This list contains only the countries for which job offers have been published in the selected language (e.g., in the French version, only job offers written in French are displayed, and in the English version, only those in English).
As part of the Microsoft Azure AI Knowledge group, the team builds Document Intelligence capabilities that semantically structure documents for intelligent processing across traditional scenarios (RPA, search indexing, compliance, security) and modern LLM-based applications (RAG, agent memory). The team is on a mission to empower people through AI in everyday document tasks.

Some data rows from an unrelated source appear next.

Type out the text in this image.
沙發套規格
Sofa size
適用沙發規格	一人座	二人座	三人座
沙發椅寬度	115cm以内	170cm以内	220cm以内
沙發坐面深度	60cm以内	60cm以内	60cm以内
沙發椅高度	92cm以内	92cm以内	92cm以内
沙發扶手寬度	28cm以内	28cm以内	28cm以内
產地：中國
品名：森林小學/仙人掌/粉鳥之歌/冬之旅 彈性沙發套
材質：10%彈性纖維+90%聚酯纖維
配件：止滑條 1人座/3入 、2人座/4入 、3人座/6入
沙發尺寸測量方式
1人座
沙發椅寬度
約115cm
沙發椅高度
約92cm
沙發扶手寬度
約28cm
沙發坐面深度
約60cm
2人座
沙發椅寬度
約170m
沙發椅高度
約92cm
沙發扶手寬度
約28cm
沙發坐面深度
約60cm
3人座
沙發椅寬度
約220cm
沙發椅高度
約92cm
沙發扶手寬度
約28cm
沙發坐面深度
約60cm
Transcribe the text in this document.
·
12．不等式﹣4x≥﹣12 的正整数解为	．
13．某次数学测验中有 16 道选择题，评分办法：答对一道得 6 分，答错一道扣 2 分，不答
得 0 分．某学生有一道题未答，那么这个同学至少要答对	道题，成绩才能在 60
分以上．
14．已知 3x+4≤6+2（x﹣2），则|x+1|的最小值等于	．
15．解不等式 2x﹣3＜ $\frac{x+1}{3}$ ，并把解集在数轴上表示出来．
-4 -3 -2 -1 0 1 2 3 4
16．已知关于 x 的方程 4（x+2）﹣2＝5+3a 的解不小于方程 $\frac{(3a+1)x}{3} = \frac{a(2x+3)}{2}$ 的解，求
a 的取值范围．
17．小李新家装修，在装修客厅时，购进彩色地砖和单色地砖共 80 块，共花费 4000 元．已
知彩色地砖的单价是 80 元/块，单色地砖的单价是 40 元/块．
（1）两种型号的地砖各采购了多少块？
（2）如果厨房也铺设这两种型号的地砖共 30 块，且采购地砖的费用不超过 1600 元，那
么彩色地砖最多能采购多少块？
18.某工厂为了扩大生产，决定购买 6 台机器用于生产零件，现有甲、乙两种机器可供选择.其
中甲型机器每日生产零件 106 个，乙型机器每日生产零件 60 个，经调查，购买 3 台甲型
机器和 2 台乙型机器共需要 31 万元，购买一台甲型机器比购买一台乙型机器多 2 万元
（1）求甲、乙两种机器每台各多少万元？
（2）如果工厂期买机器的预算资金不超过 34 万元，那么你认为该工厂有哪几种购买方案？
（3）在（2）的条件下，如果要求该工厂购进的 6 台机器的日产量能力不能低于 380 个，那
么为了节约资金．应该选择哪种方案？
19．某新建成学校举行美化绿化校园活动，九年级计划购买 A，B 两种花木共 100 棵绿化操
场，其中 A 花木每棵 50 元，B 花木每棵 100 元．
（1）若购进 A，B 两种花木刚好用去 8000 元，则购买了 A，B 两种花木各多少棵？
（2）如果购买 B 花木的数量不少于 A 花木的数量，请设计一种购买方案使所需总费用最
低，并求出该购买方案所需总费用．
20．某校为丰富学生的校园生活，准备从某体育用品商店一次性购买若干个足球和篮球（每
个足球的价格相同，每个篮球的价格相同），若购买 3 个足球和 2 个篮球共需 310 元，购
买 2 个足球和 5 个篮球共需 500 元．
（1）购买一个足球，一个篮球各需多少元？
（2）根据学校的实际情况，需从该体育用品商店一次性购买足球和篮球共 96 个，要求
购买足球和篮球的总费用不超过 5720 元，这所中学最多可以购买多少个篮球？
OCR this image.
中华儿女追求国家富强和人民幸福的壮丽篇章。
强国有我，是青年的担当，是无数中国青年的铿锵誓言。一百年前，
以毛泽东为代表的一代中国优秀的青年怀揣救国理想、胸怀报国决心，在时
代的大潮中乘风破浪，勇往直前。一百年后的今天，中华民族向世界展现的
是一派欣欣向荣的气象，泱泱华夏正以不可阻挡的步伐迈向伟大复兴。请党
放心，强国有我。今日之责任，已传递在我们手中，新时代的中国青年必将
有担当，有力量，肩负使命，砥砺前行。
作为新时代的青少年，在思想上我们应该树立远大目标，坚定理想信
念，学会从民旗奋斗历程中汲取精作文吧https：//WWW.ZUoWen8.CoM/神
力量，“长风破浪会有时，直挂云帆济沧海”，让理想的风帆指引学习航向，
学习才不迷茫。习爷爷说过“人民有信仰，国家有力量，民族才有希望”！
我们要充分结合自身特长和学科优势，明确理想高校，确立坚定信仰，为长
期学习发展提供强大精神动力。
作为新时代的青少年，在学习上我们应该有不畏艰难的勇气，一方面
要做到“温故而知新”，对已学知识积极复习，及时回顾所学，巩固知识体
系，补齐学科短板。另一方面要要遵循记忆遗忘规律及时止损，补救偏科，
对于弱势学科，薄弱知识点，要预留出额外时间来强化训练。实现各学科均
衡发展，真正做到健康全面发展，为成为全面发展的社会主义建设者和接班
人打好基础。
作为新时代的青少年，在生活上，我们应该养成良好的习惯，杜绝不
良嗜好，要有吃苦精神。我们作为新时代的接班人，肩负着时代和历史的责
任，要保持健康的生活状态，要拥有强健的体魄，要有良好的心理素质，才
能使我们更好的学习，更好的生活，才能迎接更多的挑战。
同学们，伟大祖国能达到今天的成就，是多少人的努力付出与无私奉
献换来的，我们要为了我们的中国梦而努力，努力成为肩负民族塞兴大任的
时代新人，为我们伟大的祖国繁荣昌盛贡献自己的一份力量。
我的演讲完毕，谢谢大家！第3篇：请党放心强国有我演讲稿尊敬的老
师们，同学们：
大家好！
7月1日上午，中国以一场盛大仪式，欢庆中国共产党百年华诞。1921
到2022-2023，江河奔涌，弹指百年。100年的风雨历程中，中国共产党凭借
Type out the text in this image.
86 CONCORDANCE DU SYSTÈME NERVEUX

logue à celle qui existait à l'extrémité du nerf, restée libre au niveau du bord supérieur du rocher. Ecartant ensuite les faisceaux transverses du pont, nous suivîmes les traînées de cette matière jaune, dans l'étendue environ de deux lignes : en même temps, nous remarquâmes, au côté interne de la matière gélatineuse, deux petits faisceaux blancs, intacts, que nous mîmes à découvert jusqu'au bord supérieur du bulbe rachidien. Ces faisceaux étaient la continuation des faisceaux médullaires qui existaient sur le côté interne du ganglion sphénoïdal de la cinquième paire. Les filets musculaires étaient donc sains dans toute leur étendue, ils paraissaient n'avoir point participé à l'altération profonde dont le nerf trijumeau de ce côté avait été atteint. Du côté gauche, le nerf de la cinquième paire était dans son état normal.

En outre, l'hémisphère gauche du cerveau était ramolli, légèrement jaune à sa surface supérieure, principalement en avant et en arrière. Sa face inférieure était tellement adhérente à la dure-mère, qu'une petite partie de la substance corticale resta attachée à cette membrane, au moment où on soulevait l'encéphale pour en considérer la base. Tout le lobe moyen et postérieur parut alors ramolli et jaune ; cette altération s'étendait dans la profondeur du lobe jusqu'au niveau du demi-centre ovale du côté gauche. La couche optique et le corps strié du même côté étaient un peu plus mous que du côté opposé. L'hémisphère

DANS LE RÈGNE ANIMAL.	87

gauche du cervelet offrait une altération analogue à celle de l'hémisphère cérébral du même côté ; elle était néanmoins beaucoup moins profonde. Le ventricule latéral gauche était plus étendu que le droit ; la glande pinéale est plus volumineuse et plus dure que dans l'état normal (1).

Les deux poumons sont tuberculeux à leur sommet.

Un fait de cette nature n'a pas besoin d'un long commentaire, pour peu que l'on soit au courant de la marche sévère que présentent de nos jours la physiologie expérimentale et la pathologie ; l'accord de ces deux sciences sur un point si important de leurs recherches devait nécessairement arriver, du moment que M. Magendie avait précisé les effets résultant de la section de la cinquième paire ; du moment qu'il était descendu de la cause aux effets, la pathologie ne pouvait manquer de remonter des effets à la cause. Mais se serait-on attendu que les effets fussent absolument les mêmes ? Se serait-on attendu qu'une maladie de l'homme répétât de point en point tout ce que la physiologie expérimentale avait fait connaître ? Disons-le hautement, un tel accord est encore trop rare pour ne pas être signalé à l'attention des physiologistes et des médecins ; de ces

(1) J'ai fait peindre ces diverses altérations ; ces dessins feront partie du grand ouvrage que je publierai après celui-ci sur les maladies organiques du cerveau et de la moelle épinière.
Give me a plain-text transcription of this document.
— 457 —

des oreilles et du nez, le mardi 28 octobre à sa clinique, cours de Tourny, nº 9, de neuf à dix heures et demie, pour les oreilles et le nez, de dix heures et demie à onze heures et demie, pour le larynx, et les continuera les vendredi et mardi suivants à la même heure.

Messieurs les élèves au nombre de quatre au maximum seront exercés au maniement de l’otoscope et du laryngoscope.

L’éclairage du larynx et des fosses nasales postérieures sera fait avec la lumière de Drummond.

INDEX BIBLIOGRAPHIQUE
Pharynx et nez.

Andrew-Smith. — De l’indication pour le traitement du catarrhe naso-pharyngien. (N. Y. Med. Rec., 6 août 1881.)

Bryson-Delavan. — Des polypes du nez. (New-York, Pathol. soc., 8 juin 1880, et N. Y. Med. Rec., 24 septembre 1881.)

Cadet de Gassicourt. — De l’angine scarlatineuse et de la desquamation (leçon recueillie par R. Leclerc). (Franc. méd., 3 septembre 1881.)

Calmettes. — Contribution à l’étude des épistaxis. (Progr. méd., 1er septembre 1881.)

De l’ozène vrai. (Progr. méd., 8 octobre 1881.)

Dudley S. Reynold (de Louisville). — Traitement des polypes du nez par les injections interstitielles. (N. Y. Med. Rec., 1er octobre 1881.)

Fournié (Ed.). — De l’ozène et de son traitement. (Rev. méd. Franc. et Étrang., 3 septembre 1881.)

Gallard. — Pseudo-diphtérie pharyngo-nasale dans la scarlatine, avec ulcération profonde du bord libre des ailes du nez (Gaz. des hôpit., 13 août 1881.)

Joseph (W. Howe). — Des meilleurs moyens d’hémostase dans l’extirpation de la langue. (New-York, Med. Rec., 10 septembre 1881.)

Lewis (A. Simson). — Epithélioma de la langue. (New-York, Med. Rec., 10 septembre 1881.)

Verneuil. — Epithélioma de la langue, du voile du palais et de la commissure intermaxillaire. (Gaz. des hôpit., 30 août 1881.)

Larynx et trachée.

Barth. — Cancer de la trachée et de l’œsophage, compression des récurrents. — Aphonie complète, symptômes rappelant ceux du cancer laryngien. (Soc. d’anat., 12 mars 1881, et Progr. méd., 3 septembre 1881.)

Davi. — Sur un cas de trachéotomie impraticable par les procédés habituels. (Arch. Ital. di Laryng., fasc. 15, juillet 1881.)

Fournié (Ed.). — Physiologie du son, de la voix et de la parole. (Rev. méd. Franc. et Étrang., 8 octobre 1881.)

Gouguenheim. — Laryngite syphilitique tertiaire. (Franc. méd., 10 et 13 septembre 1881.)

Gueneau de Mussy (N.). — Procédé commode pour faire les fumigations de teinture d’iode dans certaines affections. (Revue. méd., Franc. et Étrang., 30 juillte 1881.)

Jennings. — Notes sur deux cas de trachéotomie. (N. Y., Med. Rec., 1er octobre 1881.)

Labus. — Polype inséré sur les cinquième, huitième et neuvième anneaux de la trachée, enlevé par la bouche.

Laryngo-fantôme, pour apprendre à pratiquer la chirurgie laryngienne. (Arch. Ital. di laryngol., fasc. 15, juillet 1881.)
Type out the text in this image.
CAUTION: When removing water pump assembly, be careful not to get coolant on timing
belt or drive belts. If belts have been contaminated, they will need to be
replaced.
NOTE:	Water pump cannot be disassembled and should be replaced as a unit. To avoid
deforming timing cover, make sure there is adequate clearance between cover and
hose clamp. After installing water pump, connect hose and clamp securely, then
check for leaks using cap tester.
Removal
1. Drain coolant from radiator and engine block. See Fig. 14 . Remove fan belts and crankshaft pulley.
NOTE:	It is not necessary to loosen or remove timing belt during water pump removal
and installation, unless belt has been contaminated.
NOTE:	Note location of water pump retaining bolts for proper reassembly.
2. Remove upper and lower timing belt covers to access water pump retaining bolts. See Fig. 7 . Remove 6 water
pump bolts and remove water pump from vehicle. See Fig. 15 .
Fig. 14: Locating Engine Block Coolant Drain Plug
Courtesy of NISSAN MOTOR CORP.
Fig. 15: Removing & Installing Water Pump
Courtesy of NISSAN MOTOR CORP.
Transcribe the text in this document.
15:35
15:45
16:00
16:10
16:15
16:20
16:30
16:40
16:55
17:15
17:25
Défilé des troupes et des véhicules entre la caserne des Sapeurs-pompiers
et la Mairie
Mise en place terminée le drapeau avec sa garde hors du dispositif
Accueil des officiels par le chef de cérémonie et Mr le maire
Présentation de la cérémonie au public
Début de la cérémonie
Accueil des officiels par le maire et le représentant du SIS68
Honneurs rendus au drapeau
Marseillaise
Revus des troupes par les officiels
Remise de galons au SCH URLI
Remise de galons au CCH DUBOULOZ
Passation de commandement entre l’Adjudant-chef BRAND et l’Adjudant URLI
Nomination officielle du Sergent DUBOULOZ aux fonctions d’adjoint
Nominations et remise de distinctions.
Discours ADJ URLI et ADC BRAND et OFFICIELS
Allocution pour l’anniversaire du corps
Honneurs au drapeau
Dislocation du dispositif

We are looking for a Senior Software Engineer to be a technical expert in our core engine team. In this role, you will bridge the gap between AI models and production infrastructure, taking ownership of complex architectural decisions. You will drive initiatives to optimize AI model inference, architect highly efficient infrastructure, and design scalable features to extend our document understanding capabilities. This is a high-impact role designed for an experienced engineer who thrives on solving ambiguous technical challenges. You will work alongside researchers and service team to turn state-of-the-art prototypes into robust, high-performance, enterprise-grade solutions used by customers worldwide, while also acting as a mentor to elevate the engineering bar of the team.
Job Responsibility:
Runtime Architecture & Development: Lead the design and implementation of critical, high-quality code in C++, C#, and Python. You will design and implement the core inference for our exceptional OCR and document layout analysis engine. You will also design the technical strategy for integrating Microsoft built-in and open-source solutions to support a broader range of formats (Word, Excel, PowerPoint), ensuring the system is extensible and maintainable
Inference Optimization Strategy: Spearhead efforts to optimize deep learning model inference for maximum speed and throughput. You will define performance benchmarks and drive low-level optimizations, utilizing hardware accelerators to ensure our models run efficiently at massive scale
System Infrastructure & Scalability: Architect and oversee the pipeline design for high-scaling AI services. You will drive best practices in containerization and deployment (Docker, Kubernetes), ensuring the system is not only functional but resilient, observable, and cost-effective
Technical Leadership & Mentorship: Act as a technical role model within the team. You will lead code reviews, drive architectural discussions across teams. You will be responsible for upholding engineering excellence and debugging the most complex, systemic issues that span across the stack
Requirements:
Master’s degree in Computer Science or a related field (or equivalent practical experience)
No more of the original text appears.